Turn on moderation to review the incoming questions before they go live for everyone to see. If you plan to review and filter the incoming questions, communicate it to the employees upfront. You’ll avoid getting negative feedback and mitigate their disappointment.
6. Acknowledge the tough questions
Running an open Q&A may sometimes tempt people to ask questions with a negative connotation. However, difficult questions are an opportunity to provide valuable context around decisions that have been made.
Often, it is the tough questions that help create a culture of trust. It’s a brave step from leadership to face the difficult questions, and provide clarification and assurance to employees.
But having an open culture doesn’t mean you have to share every single piece of information. Sometimes, it can be harmful.
There are certain things you shouldn’t or may not want to share publicly – such as confidential information or the team’s salaries. “Be upfront here and let your employees know what areas are off-limits and why they are off-limits. It will help to reduce the team frustrations,” advises our Team Lead, Juraj Holub.
7. Appoint a moderator to lead the conversation
It’s more engaging to lead a conversation than to have a speaker read the questions from the screen. So, think of your Q&A as an interview and appoint a person to ask the questions to the executives as if it were a natural discussion.
This has worked amazingly well at our own all-hands meetings.
Before the Q&A, our moderator, Juraj, coordinates with the CEO, Peter, to review the submitted questions and prepare the answers. During the interview, Juraj groups the similar ones together to make the conversation flow naturally.
The outcomes are priceless: the moderator has control over the entire session, ensures the strategic questions get discussed, and draws the right answers from our CEO, Peter, and other executives.
8. Address any outstanding questions in writing
You may receive far more questions than you can handle during a limited Q&A slot. What to do with them? Instead of ending the discussion there, take it a step further and answer the remaining questions after the meeting in writing.
Many of our clients lead by example. For instance, the CEO of a large financial institution sends an email with a response to every employee who posted his or her question via Slido with their name.
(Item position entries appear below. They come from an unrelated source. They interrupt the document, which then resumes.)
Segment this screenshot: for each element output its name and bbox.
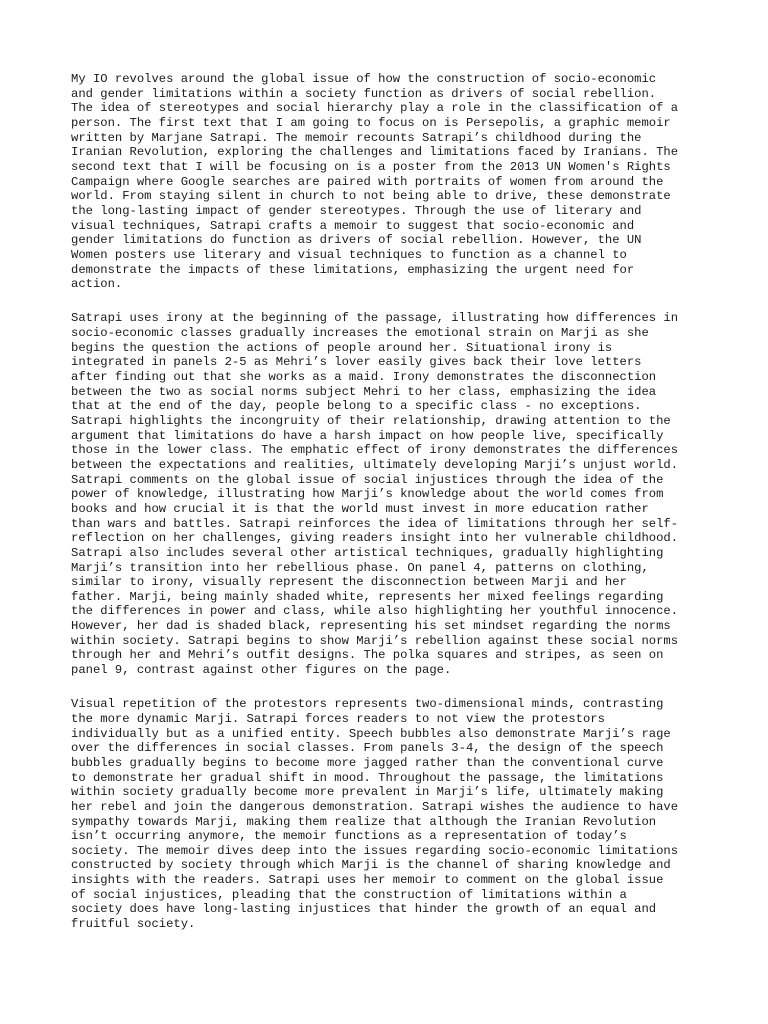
- paragraph-visual-repetition: Visual repetition of the protestors represents two-dimensional minds, contrasting the more dynamic Marji. Satrapi forces readers to not view the protestors individually but as a unified entity. Speech bubbles also demonstrate Marji’s rage over the differences in social classes. From panels 3-4, the design of the speech bubbles gradually begins to become more jagged rather than the conventional curve to demonstrate her gradual shift in mood. Throughout the passage, the limitations within society gradually become more prevalent in Marji’s life, ultimately making her rebel and join the dangerous demonstration. Satrapi wishes the audience to have sympathy towards Marji, making them realize that although the Iranian Revolution isn’t occurring anymore, the memoir functions as a representation of today’s society. The memoir dives deep into the issues regarding socio-economic limitations constructed by society through which Marji is the channel of sharing knowledge and insights with the readers. Satrapi uses her memoir to comment on the global issue of social injustices, pleading that the construction of limitations within a society does have long-lasting injustices that hinder the growth of an equal and fruitful society.: [71, 697, 679, 932]
- paragraph-irony: Satrapi uses irony at the beginning of the passage, illustrating how differences in socio-economic classes gradually increases the emotional strain on Marji as she begins the question the actions of people around her. Situational irony is integrated in panels 2-5 as Mehri’s lover easily gives back their love letters after finding out that she works as a maid. Irony demonstrates the disconnection between the two as social norms subject Mehri to her class, emphasizing the idea that at the end of the day, people belong to a specific class - no exceptions. Satrapi highlights the incongruity of their relationship, drawing attention to the argument that limitations do have a harsh impact on how people live, specifically those in the lower class. The emphatic effect of irony demonstrates the differences between the expectations and realities, ultimately developing Marji’s unjust world. Satrapi comments on the global issue of social injustices through the idea of the power of knowledge, illustrating how Marji’s knowledge about the world comes from books and how crucial it is that the world must invest in more education rather than wars and battles. Satrapi reinforces the idea of limitations through her self- reflection on her challenges, giving readers insight into her vulnerable childhood. Satrapi also includes several other artistical techniques, gradually highlighting Marji’s transition into her rebellious phase. On panel 4, patterns on clothing, similar to irony, visually represent the disconnection between Marji and her father. Marji, being mainly shaded white, represents her mixed feelings regarding the differences in power and class, while also highlighting her youthful innocence. However, her dad is shaded black, representing his set mindset regarding the norms within society. Satrapi begins to show Marji’s rebellion against these social norms through her and Mehri’s outfit designs. The polka squares and stripes, as seen on panel 9, contrast against other figures on the page.: [71, 311, 679, 678]
- document-page: [71, 72, 711, 951]
- paragraph-intro: My IO revolves around the global issue of how the construction of socio-economic and gender limitations within a society function as drivers of social rebellion. The idea of stereotypes and social hierarchy play a role in the classification of a person. The first text that I am going to focus on is Persepolis, a graphic memoir written by Marjane Satrapi. The memoir recounts Satrapi’s childhood during the Iranian Revolution, exploring the challenges and limitations faced by Iranians. The second text that I will be focusing on is a poster from the 2013 UN Women's Rights Campaign where Google searches are paired with portraits of women from around the world. From staying silent in church to not being able to drive, these demonstrate the long-lasting impact of gender stereotypes. Through the use of literary and visual techniques, Satrapi crafts a memoir to suggest that socio-economic and gender limitations do function as drivers of social rebellion. However, the UN Women posters use literary and visual techniques to function as a channel to demonstrate the impacts of these limitations, emphasizing the urgent need for action.: [71, 72, 679, 292]
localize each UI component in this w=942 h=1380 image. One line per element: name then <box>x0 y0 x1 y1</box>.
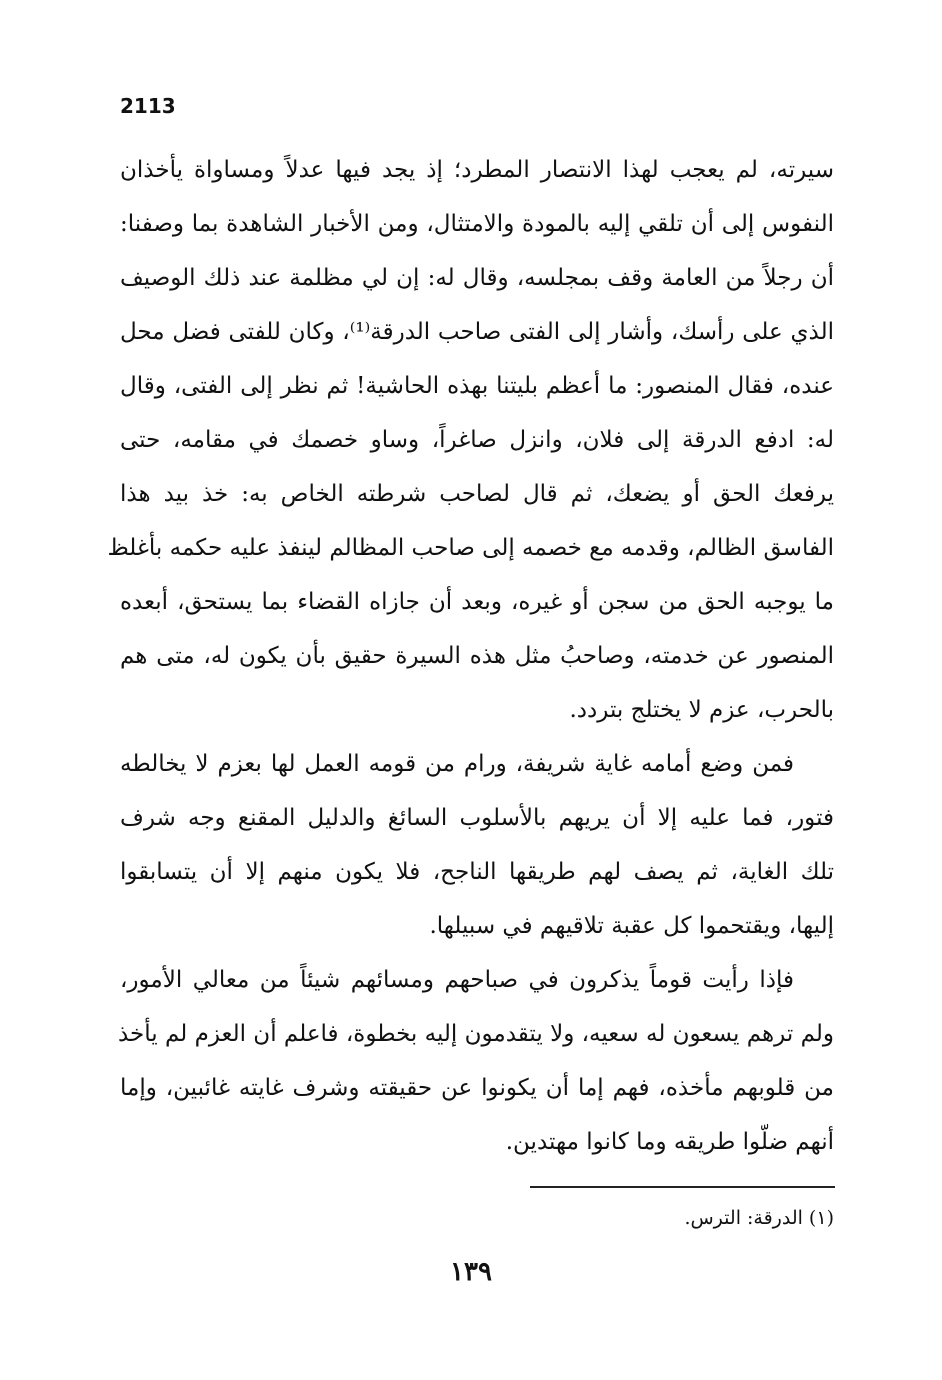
page-header-number: 2113 <box>120 94 176 118</box>
text-line: بالحرب، عزم لا يختلج بتردد. <box>569 697 834 723</box>
paragraph-3 <box>117 953 834 1169</box>
text-line: عنده، فقال المنصور: ما أعظم بليتنا بهذه الحاشية! ثم نظر إلى الفتى، وقال <box>120 373 834 399</box>
body-text <box>107 143 834 1169</box>
text-line: تلك الغاية، ثم يصف لهم طريقها الناجح، فلا يكون منهم إلا أن يتسابقوا <box>120 859 834 885</box>
text-line: ما يوجبه الحق من سجن أو غيره، وبعد أن جازاه القضاء بما يستحق، أبعده <box>120 589 834 615</box>
text-line: ولم ترهم يسعون له سعيه، ولا يتقدمون إليه بخطوة، فاعلم أن العزم لم يأخذ <box>117 1021 834 1047</box>
page-footer-number: ١٣٩ <box>450 1257 492 1287</box>
text-line: فتور، فما عليه إلا أن يريهم بالأسلوب السائغ والدليل المقنع وجه شرف <box>120 805 834 831</box>
text-line: سيرته، لم يعجب لهذا الانتصار المطرد؛ إذ يجد فيها عدلاً ومساواة يأخذان <box>120 157 834 183</box>
text-line: المنصور عن خدمته، وصاحبُ مثل هذه السيرة حقيق بأن يكون له، متى هم <box>120 643 834 669</box>
text-line: الذي على رأسك، وأشار إلى الفتى صاحب الدرقة⁽¹⁾، وكان للفتى فضل محل <box>120 319 834 345</box>
text-line: فإذا رأيت قوماً يذكرون في صباحهم ومسائهم شيئاً من معالي الأمور، <box>120 967 794 993</box>
text-line: إليها، ويقتحموا كل عقبة تلاقيهم في سبيلها. <box>429 913 834 939</box>
paragraph-2 <box>120 737 834 953</box>
text-line: الفاسق الظالم، وقدمه مع خصمه إلى صاحب المظالم لينفذ عليه حكمه بأغلظ <box>107 535 834 561</box>
text-line: فمن وضع أمامه غاية شريفة، ورام من قومه العمل لها بعزم لا يخالطه <box>120 751 794 777</box>
text-line: له: ادفع الدرقة إلى فلان، وانزل صاغراً، وساو خصمك في مقامه، حتى <box>120 427 834 453</box>
text-line: أن رجلاً من العامة وقف بمجلسه، وقال له: إن لي مظلمة عند ذلك الوصيف <box>120 265 834 291</box>
text-line: النفوس إلى أن تلقي إليه بالمودة والامتثال، ومن الأخبار الشاهدة بما وصفنا: <box>120 211 834 237</box>
footnote-separator <box>530 1186 835 1188</box>
text-line: يرفعك الحق أو يضعك، ثم قال لصاحب شرطته الخاص به: خذ بيد هذا <box>120 481 834 507</box>
paragraph-1 <box>107 143 834 737</box>
text-line: من قلوبهم مأخذه، فهم إما أن يكونوا عن حقيقته وشرف غايته غائبين، وإما <box>120 1075 834 1101</box>
text-line: أنهم ضلّوا طريقه وما كانوا مهتدين. <box>505 1129 834 1155</box>
footnote: (١) الدرقة: الترس. <box>684 1207 834 1229</box>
Marks & Spencer follows another strategy: “We had way more questions than we could handle in 20 minutes, but the beauty of Slido is that we knew that we could take away those 30 or 40 questions that we didn’t get to answer and come back to them later at our team meetings.”
You can also share the answers in your internal communications channels. For example, after our all-hands meeting, our Internal Comms Manager reaches out to the relevant leaders, waits for their responses, and then shares them with our team on Slack.
9. Be brave
As a bonus tip, we’d love to encourage and support you. Yes, it takes courage to open to employees’ questions. Especially to anonymous questions. Above all, it takes buy-in from your company’s leaders.
But, if you want to build a healthy company culture, not shying away from employees’ questions is an important step towards it.
An open Q&A builds trust and helps you create a more transparent and open work environment. You’ll be able to clear up misunderstandings and get insights into sentiments and emotions that may be running beneath the surface.
And all that is worth the effort.
Over to you
A well-facilitated Q&A at your all-hands meeting is a critical tool for ensuring your employees get heard. Use the tips above to run an effective Q&A from start to finish, address the most important issues and build alignment across the entire company.